The motivations are many, but the statism is egregious. All of these actions assume that the government is the proper arbiter of religious freedom and that the state exists not to guarantee liberties and protect the thousand gardens of civil society but to direct society. All of these actions assume that the annoying complexity of human religious and individual liberties must be subordinated to the judgment of enlightened minds in positions of power. Religious liberty – indeed all liberty – simply throws too much sand into the gears of progress. The image of a smooth running social and governmental machine is more precious than the little platoons of families, churches, communities, municipalities, and voluntary associations that are the real wealth and beauty of this nation and all decent human civilizations.
The mean-spiritedness of the HHS mandate provides a wonderfully crude example of the statist impulse I have just been describing.
Contraception is cheap. A monthly cycle of the pill will cost Sandra Fluke about the same as a good glass of wine in a Georgetown bar. Abortifacient morning after drugs can be purchased from vending machines on some college campuses. Condoms are handed out like candy. (Actually they don’t hand out candy so much any more; too much sugar is bad for you.)
The drugs in question are widely available, widely used, and often subsidized. Even sterilization is cheap as elective medical procedures go. Yet the mandate insists that such things be entirely free but not, say, life-saving blood pressure medicines. Kathleen Sebelius is knowingly picking a fight. The purpose appears to be to force the Catholic Church to line up with progressive views relating to sexual freedom and its necessary concomitants – contraception and abortion. The idea seems to be to pick off the big guy first so that the rest of you will fall in line.
The mandate is designed to bring the Church to heel and to warn all other voluntary associations against resisting the advances of the culture warriors of the left. And let’s remember that we did not start the culture wars. We were simply going about our business and practicing our faith, when they were unleashed upon us.
These threats to religious liberty and to all liberties arise from the notion that the smart people who run the government and constitute the progressive cutting edge should determine how the rest of us should live. But here’s the truth, so well understood by the founders but not at all by the advocates of the mandate: those smart people do not exist. These are the same people, after all, who still believe in the face of a 40% out of wedlock birthrate and the attendant social catastrophes that with enough contraception and abortion there will be only planned and happy children. Those smart people who can unfailingly direct civil society to good ends do not exist.

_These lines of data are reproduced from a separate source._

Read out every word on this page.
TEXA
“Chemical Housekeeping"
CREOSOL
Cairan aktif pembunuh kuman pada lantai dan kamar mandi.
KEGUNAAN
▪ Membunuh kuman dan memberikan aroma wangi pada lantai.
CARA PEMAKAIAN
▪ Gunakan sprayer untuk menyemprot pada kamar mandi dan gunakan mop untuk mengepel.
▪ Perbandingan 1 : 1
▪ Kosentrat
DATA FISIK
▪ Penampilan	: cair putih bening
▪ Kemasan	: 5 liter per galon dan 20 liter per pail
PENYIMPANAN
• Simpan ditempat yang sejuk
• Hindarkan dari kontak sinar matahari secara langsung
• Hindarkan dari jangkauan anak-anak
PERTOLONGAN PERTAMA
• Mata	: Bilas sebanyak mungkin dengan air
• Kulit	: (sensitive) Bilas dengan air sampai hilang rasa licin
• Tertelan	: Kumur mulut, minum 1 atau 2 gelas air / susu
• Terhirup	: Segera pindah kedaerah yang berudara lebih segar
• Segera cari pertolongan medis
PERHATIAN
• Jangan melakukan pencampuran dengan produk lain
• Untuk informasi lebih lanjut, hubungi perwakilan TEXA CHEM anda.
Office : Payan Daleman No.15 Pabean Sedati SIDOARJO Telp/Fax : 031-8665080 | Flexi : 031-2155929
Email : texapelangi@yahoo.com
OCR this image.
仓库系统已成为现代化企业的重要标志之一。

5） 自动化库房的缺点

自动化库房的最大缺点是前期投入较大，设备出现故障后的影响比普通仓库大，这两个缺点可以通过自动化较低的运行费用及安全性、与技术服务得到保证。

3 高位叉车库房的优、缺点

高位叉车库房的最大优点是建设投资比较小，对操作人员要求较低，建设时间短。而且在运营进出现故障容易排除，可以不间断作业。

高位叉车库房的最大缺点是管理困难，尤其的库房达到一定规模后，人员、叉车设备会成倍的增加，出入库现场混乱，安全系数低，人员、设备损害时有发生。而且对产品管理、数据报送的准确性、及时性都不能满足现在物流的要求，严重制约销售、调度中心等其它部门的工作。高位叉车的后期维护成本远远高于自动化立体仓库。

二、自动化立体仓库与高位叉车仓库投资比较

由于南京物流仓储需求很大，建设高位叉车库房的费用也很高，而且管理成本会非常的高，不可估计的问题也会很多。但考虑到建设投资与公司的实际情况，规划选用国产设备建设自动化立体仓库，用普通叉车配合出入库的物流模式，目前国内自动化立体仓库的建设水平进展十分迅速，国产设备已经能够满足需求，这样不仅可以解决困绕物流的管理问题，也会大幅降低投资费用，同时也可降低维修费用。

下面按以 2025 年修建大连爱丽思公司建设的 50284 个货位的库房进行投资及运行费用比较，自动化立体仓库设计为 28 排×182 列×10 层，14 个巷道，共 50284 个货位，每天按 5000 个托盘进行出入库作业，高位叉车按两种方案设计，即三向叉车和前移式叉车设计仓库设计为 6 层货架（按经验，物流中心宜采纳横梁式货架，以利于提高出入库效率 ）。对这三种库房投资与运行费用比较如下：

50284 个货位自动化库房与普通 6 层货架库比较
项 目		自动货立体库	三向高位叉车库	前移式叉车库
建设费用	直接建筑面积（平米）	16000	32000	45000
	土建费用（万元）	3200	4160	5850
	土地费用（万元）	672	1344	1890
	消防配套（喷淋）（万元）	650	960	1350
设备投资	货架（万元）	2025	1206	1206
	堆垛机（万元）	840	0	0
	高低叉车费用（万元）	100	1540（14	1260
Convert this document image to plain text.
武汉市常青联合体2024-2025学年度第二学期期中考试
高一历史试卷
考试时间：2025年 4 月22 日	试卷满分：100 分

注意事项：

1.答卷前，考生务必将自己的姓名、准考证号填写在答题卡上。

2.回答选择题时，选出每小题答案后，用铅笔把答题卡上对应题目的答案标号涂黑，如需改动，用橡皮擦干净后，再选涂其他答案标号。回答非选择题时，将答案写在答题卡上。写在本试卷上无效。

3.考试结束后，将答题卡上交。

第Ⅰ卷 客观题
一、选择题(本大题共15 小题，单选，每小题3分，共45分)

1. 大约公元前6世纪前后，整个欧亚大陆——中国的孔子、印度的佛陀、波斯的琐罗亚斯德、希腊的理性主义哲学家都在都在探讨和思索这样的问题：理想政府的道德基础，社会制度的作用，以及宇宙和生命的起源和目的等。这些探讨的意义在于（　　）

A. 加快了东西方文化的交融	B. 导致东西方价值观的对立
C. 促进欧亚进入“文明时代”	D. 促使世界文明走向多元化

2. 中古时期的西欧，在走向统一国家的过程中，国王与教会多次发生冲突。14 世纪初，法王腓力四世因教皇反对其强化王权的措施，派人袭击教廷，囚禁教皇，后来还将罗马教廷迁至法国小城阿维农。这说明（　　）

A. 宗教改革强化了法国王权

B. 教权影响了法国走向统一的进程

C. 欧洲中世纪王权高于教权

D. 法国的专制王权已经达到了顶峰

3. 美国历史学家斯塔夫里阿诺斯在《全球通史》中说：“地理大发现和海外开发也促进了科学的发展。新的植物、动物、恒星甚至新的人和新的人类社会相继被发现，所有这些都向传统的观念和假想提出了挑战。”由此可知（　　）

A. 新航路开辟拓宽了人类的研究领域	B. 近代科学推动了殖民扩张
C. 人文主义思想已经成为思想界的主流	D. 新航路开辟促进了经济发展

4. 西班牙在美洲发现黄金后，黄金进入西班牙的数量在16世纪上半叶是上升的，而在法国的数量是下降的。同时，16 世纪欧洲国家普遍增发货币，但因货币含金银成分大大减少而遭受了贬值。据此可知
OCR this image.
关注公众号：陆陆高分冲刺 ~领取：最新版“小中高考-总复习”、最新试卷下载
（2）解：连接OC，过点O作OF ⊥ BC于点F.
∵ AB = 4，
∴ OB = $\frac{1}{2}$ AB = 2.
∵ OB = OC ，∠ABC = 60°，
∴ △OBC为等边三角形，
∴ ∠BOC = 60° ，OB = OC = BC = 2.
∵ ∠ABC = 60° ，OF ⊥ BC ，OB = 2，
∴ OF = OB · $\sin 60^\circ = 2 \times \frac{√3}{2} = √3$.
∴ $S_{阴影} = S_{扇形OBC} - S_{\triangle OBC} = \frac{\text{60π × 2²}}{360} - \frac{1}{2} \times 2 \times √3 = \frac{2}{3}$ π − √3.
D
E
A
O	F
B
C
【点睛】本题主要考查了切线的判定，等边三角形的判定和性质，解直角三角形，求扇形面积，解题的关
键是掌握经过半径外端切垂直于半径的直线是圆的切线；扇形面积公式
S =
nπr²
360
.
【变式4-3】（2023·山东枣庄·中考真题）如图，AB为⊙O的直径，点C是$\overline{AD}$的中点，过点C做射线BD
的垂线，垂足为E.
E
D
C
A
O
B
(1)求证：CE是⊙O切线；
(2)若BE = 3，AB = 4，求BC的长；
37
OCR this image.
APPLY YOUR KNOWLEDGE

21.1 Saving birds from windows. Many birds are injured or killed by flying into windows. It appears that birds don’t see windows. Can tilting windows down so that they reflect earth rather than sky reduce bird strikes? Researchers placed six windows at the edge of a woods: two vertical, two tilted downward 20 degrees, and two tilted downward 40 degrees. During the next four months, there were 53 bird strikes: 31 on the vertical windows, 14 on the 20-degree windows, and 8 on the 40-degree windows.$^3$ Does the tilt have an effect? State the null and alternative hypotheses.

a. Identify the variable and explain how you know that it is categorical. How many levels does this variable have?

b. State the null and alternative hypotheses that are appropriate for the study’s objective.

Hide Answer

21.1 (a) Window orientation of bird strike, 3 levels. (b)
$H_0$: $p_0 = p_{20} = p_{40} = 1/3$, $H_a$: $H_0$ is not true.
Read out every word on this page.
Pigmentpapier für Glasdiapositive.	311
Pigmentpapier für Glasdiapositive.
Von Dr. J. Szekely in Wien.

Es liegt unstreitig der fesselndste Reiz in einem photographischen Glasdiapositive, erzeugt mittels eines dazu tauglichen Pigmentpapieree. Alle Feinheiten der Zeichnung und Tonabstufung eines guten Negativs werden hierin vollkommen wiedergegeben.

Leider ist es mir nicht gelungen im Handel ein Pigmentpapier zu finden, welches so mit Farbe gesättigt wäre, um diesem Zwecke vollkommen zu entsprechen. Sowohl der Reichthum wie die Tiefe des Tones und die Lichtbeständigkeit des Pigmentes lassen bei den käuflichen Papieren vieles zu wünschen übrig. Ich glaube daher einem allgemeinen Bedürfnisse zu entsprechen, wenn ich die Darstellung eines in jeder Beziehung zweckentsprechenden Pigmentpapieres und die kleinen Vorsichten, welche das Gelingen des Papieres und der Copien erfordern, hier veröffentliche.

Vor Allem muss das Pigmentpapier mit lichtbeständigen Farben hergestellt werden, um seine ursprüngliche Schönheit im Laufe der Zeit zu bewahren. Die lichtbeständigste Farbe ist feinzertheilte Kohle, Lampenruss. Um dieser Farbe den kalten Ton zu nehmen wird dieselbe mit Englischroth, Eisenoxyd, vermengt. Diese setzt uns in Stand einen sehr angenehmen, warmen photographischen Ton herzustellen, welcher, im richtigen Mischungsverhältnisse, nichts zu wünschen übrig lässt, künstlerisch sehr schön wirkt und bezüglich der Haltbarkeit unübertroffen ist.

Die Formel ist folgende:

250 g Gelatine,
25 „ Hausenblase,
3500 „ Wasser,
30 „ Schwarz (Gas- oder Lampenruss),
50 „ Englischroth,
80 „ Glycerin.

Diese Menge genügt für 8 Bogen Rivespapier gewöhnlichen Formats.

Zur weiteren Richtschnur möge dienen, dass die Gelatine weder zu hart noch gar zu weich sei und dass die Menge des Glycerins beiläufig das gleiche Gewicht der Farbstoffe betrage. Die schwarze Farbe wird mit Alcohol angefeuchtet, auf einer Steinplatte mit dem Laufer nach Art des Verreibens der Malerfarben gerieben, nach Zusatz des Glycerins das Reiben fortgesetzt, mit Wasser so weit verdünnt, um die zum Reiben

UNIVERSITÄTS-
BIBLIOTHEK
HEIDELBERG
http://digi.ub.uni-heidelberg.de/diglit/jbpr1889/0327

We have checks and balances and a Bill of Rights because the founders, though not terribly orthodox Christians, retained a lively view of original sin. They therefore had a deep mistrust of aggregations of power. They knew that no one was wise enough to rule. They knew that state power had to be divided and restrained. And when it gets too big for its britches, it must be fought. Or we will be ruled by the smart people in all their breath-taking arrogance and incompetence.